Dans le débat, l’universitaire reviendra sur “l’engagement pluriel” de l’auteur de la Colline oubliée et de l’Opium et le Bâton
Entre autres romans, à travers lesquels les analystes ont perçu, au-delà de la validité du travail littéraire, l’émergence d’un engagement intellectuel et politique de Mammeri qui s’illustrera, ce faisant, par son travail de berbérisant, d’anthropologue — véritable plaidoyer pour les langues et les cultures minoritaires — et par son activité militante au sein du FLN combattant. Ali Mammeri, parent de l’écrivain, a tenu à rappeler le témoignage sur la contribution de M. Mammeri au combat pour l’indépendance de l’Algérie. “Le mémorandum lu par les représentants de la Révolution et plaidant pour l’indépendance de l’Algérie à l’ONU a été rédigé par l’écrivain. La dimension politique, pendant l’engagement intellectuel de Mammeri, a été abordé dans une présentation descriptive d’une interview vidéo inédite réalisée en 1984 par Omar Aït- Aïder, auteur de la communication et universitaire. Dans cet entretien, Mammeri réfutera l’idée que son engagement se limitait au domaine culturaliste, il est aussi politique. L’auteur de la communication témoignera, citant Mammeri, que celui-ci ne se limitait pas à disserter sur les questions politiques. Il a aidé et inspiré le mouvement de libération des îles Canaries, en soutenant Antonio Cubillo, responsable de ce mouvement et qui était enseignant à Alger, pendant les années 1970. Mammeri défendait l’idée que les peuples, pour leur libération, doivent saisir le sens de la continuité historique parce que les colonialistes ont toujours essayé d’effacer la mémoire historique des peuples pour mieux les dominer”.

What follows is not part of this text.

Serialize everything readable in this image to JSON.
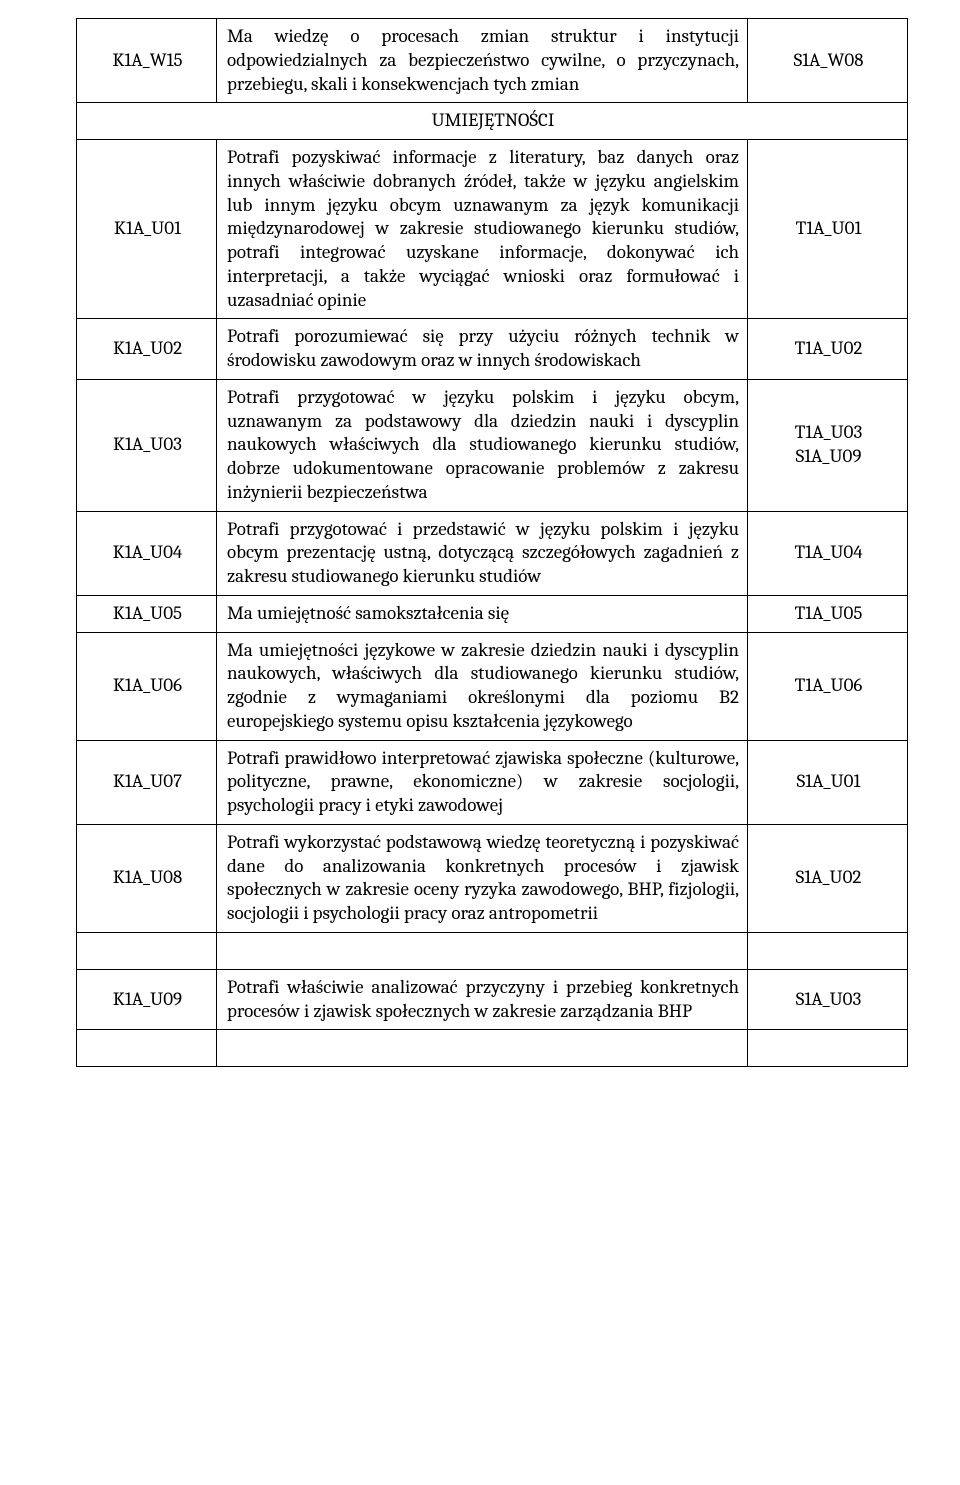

Amar Nabti de l’université d’Alger reviendra sur le traitement médiatique du Printemps berbère et les évènements d’avril 1980 par la presse du parti unique, par, entre autres, le quotidien El Moudjahid.
L’analyse linguistique de l’universitaire est une mise à nu de la manipulation médiatique par les journaux du parti unique des évènements de l’époque qui donneront naissance au Printemps berbère, déclenchés suite à l’interdiction d’une conférence que s’apprêtait à donner Mammeri à l’université de Tizi- Ouzou. L’universitaire a démontré les ressorts du discours et des arguments propagandistes du pouvoir, à travers des écrits de presse, un éditorial d’ El Moudjahid, notamment, truffé de diatribes contre Mammeri et de contrevérités sur les évènements, accréditant la thèse du complot et accusant les meneurs de la contestation d’intelligence avec l’étranger. Il s’agit, en somme, d’un montage et d’un argumentaire propagandiste du pouvoir de l’époque dont l’objectif était de discréditer Mammeri et les manifestants, commentera l'universitaire qui s’est attardé sur les partis pris et les positionnements idéologiques de la presse gouvernementale de l’époque. Denise Brahim dans son exposé intitulé “Lucidité, lucidité et résistance” parlera, en partant de l’analyse textuelle de certains romans et nouvelles de l’auteur, de la dimension utopiste immanente à son œuvre. L’exposé de Wadi Bouzar, qui a pour titre “L’aller, le choc et le retour”, est une réflexion sur l’attitude intellectuelle et philosophique de l’auteur de l’Opium et le Bâton sur l’histoire. Hervé Sanson, universitaire français à Paris VIII, s’exprimant dans le même contexte, part de l’analyse de la nouvelle La meute pour constater que Mammeri “ne fut jamais partisan des a priori, des catégorisations, des grilles du prêt-à-penser. Dès la Colline oubliée, constate l’universitaire, ses partis pris ne se départirent jamais d’une intelligence critique, de nuances subtiles, d’une volonté de forcer les tabous de façon éminemment élégante et mesurée (...). Mammeri fut toujours un poète présent dans la cité, citoyen jusque dans l’entreprise littéraire (qui) n’aura de cesse de prendre position”. C’est cette dimension politique et de témoignage, de dénonciation caractéristique de l’œuvre de M. Mammeri qui se poursuivra dans le débat où un intervenant aura cette formule, à l’allure de conclusion, sur Da Mulud dont l’œuvre et la vie ont “accompagné le mouvement de l’Histoire”.